There are n SMTP servers connected by network cables. Each of the m cables connects two computers and has a certain latency measured in milliseconds required to send an email message. What is the shortest time required to send a message from server S to server T along a sequence of cables? Assume that there is no delay incurred at any of the servers.

Input
The first line of input gives the number of cases, NN test cases follow. Each one starts with a line containing n (2<=n<20000), m (0<=m<50000), S (0<=S<n) and T (0<=T<n). S!=T. The next m lines will each contain 3 integers: 2 different servers (in the range [0, n-1]) that are connected by a bidirectional cable and the latency, w, along this cable (0<=w<=10000).

Output
For each test case, output the line "Case #x:" followed by the number of milliseconds required to send a message from S to T. Print "unreachable" if there is no route from S to T.

Sample InputSample Output
3
2 1 0 1
0 1 100
3 3 2 0
0 1 100
0 2 200
1 2 50
2 0 0 1
Case #1: 100
Case #2: 150
Case #3: unreachable



最短路问题,拿SPFA练手。

题意:从起点S发送信息到终点T的最短路。
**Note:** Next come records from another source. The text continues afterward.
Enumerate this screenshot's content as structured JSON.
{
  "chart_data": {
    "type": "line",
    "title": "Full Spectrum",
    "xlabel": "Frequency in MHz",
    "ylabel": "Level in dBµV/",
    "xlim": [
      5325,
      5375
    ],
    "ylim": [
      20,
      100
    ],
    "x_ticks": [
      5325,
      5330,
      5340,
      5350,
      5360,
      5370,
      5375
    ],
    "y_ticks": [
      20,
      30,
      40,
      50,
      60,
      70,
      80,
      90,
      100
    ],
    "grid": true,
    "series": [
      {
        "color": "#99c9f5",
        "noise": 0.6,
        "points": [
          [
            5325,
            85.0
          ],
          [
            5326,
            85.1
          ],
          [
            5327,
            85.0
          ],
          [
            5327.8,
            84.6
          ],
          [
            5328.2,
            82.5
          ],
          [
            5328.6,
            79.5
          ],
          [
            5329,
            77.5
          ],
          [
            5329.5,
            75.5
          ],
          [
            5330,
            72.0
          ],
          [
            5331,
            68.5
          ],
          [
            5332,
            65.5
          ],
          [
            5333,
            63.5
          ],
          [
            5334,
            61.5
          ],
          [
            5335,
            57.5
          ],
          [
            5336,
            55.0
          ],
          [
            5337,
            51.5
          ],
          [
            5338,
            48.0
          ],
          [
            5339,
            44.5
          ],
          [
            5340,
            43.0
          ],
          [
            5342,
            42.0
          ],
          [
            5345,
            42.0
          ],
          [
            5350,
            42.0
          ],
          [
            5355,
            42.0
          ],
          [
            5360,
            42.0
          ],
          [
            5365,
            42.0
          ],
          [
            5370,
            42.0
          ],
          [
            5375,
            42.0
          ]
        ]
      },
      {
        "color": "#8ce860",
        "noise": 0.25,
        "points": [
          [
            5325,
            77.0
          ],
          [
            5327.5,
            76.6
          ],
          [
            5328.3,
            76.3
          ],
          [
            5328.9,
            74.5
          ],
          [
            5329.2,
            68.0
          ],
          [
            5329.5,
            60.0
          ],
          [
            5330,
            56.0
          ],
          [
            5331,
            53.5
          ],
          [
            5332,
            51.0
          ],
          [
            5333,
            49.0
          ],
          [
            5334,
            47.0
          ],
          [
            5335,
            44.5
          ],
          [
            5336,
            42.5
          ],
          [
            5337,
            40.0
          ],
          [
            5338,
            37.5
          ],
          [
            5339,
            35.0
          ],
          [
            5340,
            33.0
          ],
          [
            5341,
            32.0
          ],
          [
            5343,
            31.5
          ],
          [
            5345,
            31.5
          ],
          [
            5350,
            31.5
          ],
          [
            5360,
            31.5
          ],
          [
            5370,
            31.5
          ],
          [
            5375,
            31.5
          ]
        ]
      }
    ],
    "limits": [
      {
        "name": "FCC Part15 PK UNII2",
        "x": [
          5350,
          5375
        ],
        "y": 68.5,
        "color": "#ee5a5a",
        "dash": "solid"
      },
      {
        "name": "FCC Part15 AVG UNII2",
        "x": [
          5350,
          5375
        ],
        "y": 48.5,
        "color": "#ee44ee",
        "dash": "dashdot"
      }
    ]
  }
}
直接上SPFA了。

#include<iostream>
#include<cstdio>
#include<cstring>
#include<algorithm>
#include<limits.h>
#include<queue>
using namespace std;
const int INF=0x3f3f3f3f;
const int maxn=20020*5;//RE几次,记得开大点
int head[maxn],end[maxn],cost[maxn];
int next[maxn],d[maxn],cnt[maxn];
int visit[maxn];
int t,n,m,e;
int S,T;
void add(int u,int v,int w)//邻接表
{
    end[e]=v;
    cost[e]=w;
    next[e]=head[u];
    head[u]=e++;
}
void  SPFA(int x)//SPFA
{
    memset(cnt,0,sizeof(cnt));
    memset(visit,0,sizeof(visit));
    memset(d,INF,sizeof(d));
    queue<int>q;
    q.push(x);
    visit[x]=1;
    cnt[x]++;
    d[x]=0;
    q.push(x);
    while(!q.empty())
    {
        int uu=q.front();
//        cout<<q.front()<<endl;
        q.pop();
        visit[uu]=0;
        for(int i=head[uu];i!=-1;i=next[i])
        {
            int vv=end[i];
            int ww=cost[i];
            if(d[vv]>d[uu]+ww)
            {
                d[vv]=d[uu]+ww;
                if(!visit[vv])
                {
                    visit[vv]=1;
                    q.push(vv);
                    if(++cnt[vv]>n)
                        return ;
                }
            }
        }
    }
}
int main()
{
    int u,v,w;
    int cas=0;
    scanf("%d",&t);
    while(t--)
    {
        scanf("%d%d%d%d",&n,&m,&S,&T);
        e=0;
        memset(head,-1,sizeof(head));
        for(int i=1;i<=m;i++)
        {
            scanf("%d%d%d",&u,&v,&w);
            add(u,v,w);//无向图
            add(v,u,w);
        }
        SPFA(S);
//        cout<<cost[0]<<"  "<<cost[1]<<endl;
//       cout<<d[0]<<" "<<d[T]<<endl;
        if(d[T]<INF)  printf("Case #%d: %d\n",++cas,d[T]);
        else  printf("Case #%d: unreachable\n",++cas);
    }
    return 0;
}